ШО Вы российское кино вообще смотрите? «Тесноту» Кантимира Балагова, «Зоологию», «Класс коррекции» Ивана Твердовского, «Ненастье» Сергея Урсуляка — про бывших афганцев, которые становятся бандитами…
— «Тесноту» не смотрел еще, Твердовского видел, а к милитаристскому российскому кино у меня неприязнь последнее время. Хочу посмотреть «Звоните ДиКаприо!».
ШО Отличный сериал. И очень страшный. Как и «Обычная женщина» Бориса Хлебникова. Вы как к Хлебникову относитесь?
— Очень хорошо.
ШО Вот странно, да? Талантливые люди продолжают заниматься своим делом, хотя вроде бы Путин.
— А при Сталине были Эйзенштейн, Пудовкин, Довженко, которые тоже двигали кинематограф. Любой режим пытается оставить после себя какие-то монументальные памятники. И Тарковского в самые застойные годы не посадили, не закрыли.

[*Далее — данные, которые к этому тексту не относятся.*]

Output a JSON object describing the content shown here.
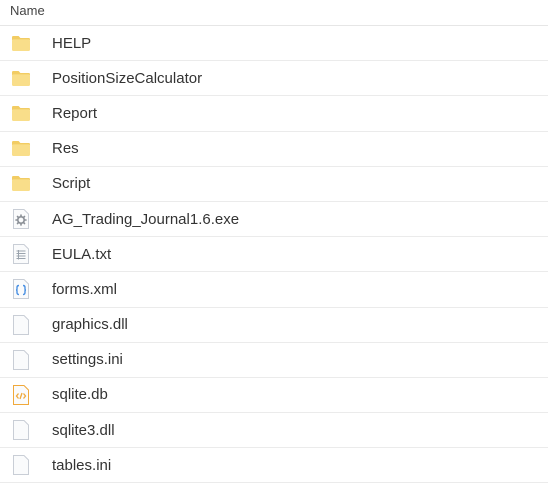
{
  "header": {
    "name_label": "Name"
  },
  "colors": {
    "folder_fill": "#F9DE8A",
    "folder_tab": "#F2CC63",
    "file_outline": "#C9CED6",
    "xml_blue": "#4A90E2",
    "db_orange": "#F0A93B",
    "exe_gray": "#8A8F96",
    "row_divider": "#EBEBEB"
  },
  "files": [
    {
      "name": "HELP",
      "icon": "folder-icon"
    },
    {
      "name": "PositionSizeCalculator",
      "icon": "folder-icon"
    },
    {
      "name": "Report",
      "icon": "folder-icon"
    },
    {
      "name": "Res",
      "icon": "folder-icon"
    },
    {
      "name": "Script",
      "icon": "folder-icon"
    },
    {
      "name": "AG_Trading_Journal1.6.exe",
      "icon": "executable-icon"
    },
    {
      "name": "EULA.txt",
      "icon": "text-file-icon"
    },
    {
      "name": "forms.xml",
      "icon": "code-file-icon"
    },
    {
      "name": "graphics.dll",
      "icon": "blank-file-icon"
    },
    {
      "name": "settings.ini",
      "icon": "blank-file-icon"
    },
    {
      "name": "sqlite.db",
      "icon": "source-file-icon"
    },
    {
      "name": "sqlite3.dll",
      "icon": "blank-file-icon"
    },
    {
      "name": "tables.ini",
      "icon": "blank-file-icon"
    }
  ]
}
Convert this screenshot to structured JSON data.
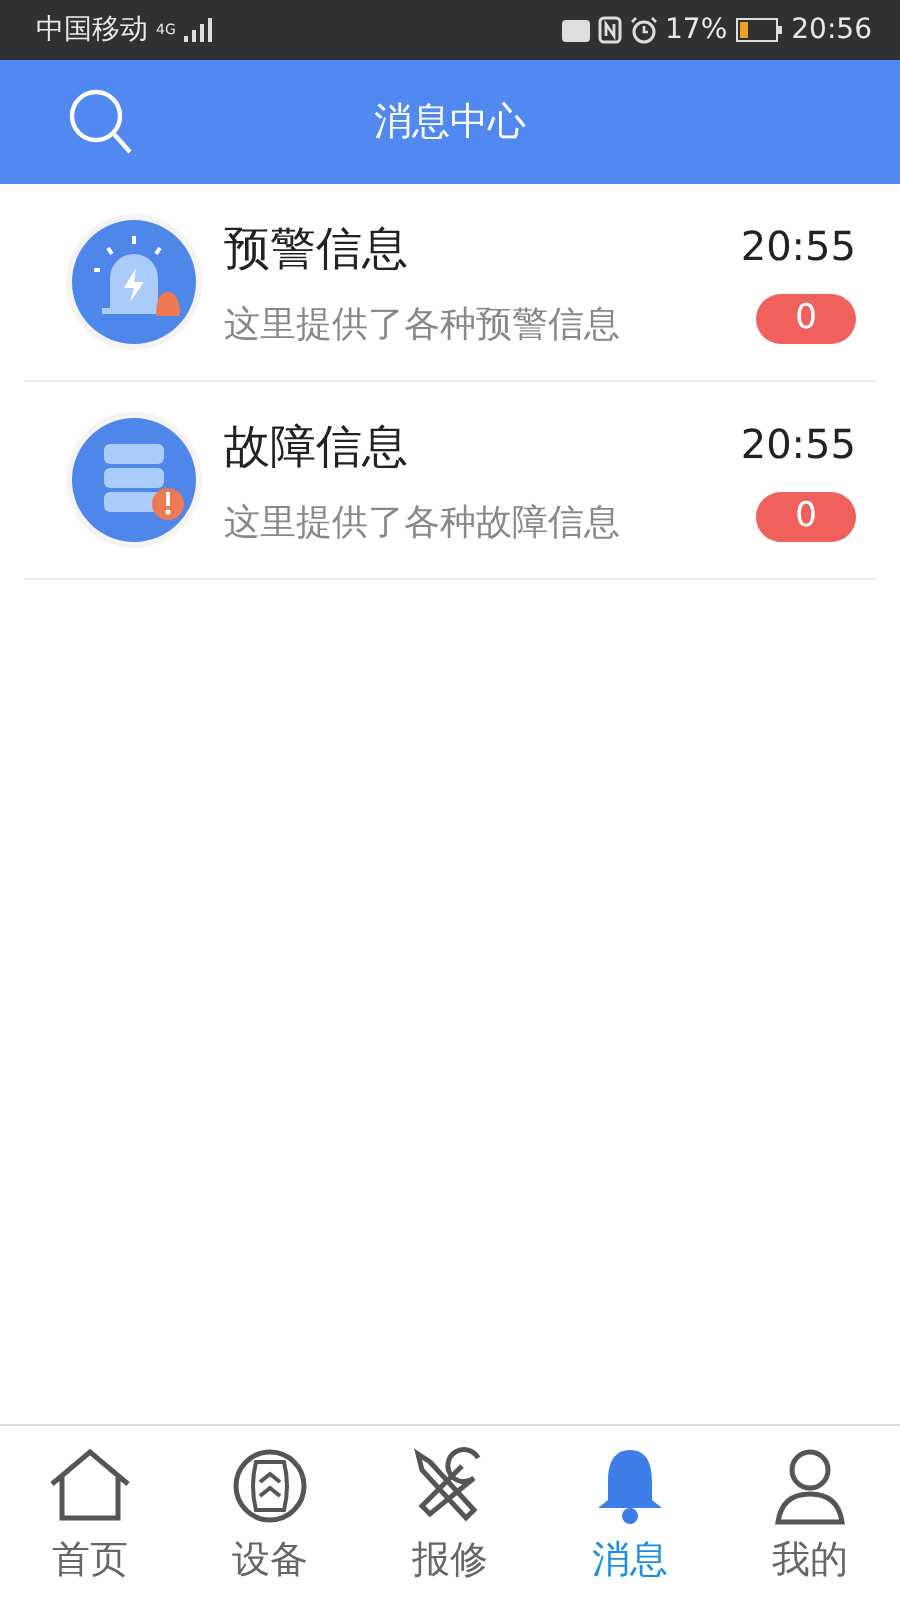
{
  "status_bar": {
    "carrier": "中国移动",
    "network": "4G",
    "battery_percent": "17%",
    "time": "20:56"
  },
  "header": {
    "title": "消息中心"
  },
  "messages": [
    {
      "kind": "warning",
      "title": "预警信息",
      "description": "这里提供了各种预警信息",
      "time": "20:55",
      "count": "0"
    },
    {
      "kind": "fault",
      "title": "故障信息",
      "description": "这里提供了各种故障信息",
      "time": "20:55",
      "count": "0"
    }
  ],
  "tab_bar": [
    {
      "kind": "home",
      "label": "首页",
      "selected": false
    },
    {
      "kind": "device",
      "label": "设备",
      "selected": false
    },
    {
      "kind": "repair",
      "label": "报修",
      "selected": false
    },
    {
      "kind": "message",
      "label": "消息",
      "selected": true
    },
    {
      "kind": "profile",
      "label": "我的",
      "selected": false
    }
  ]
}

ШО Несколько раз переснимал «Сталкера». Но не будем вспоминать, скольких тот или иной режим посадил, закрыл и зарыл в землю.
— А фашисты родили Лени Рифеншталь, которую сейчас изучают во всех киновузах.
ШО Ну, она художественно зафиксировала становление новой идеологии своим «Триумфом воли».
— Безусловно. Набоков говорил, что политическая идея живет 50, максимум 100 лет, а творческая идея остается в веках. Эйзенштейн тоже прославлял страшный новый строй, но делал это настолько художественно, что сегодня его преподают, как и Лени Рифеншталь. Тут надо отделять мух от котлет. Мы же пользуемся техническими достижениями врагов, или, скажем, противников. Начиная с инженерных новинок и заканчивая покупкой товара. И воруем друг у друга технологии. Или, к примеру, придумал бы вдруг поэт новый стихотворный размер, воспевая какого-нибудь Мадуро. И к уже имеющимся ямбу, хорею и другим добавился бы еще один. И Мадуро бы со временем ушел, а поэтический размер бы остался. А кино будет существовать всегда. В том или ином виде. В Иране кино как явления нет. А иранские кинорежиссеры есть. Он у себя айфоном снял и поехал в Канны. Человек, который видит кинематографически, будет снимать в любой ситуации.
ШО Чуть не забыла спросить: как вам вообще Киев?
— Очень. Я через 25 лет отсутствия на родине приехал в другую страну. И сегодня Украина гораздо более европейская, чем Россия. Не по архитектуре, не по сервису, не по уровню жизни, а по людям. Я Киев пока изучаю, но очень он мне нравится.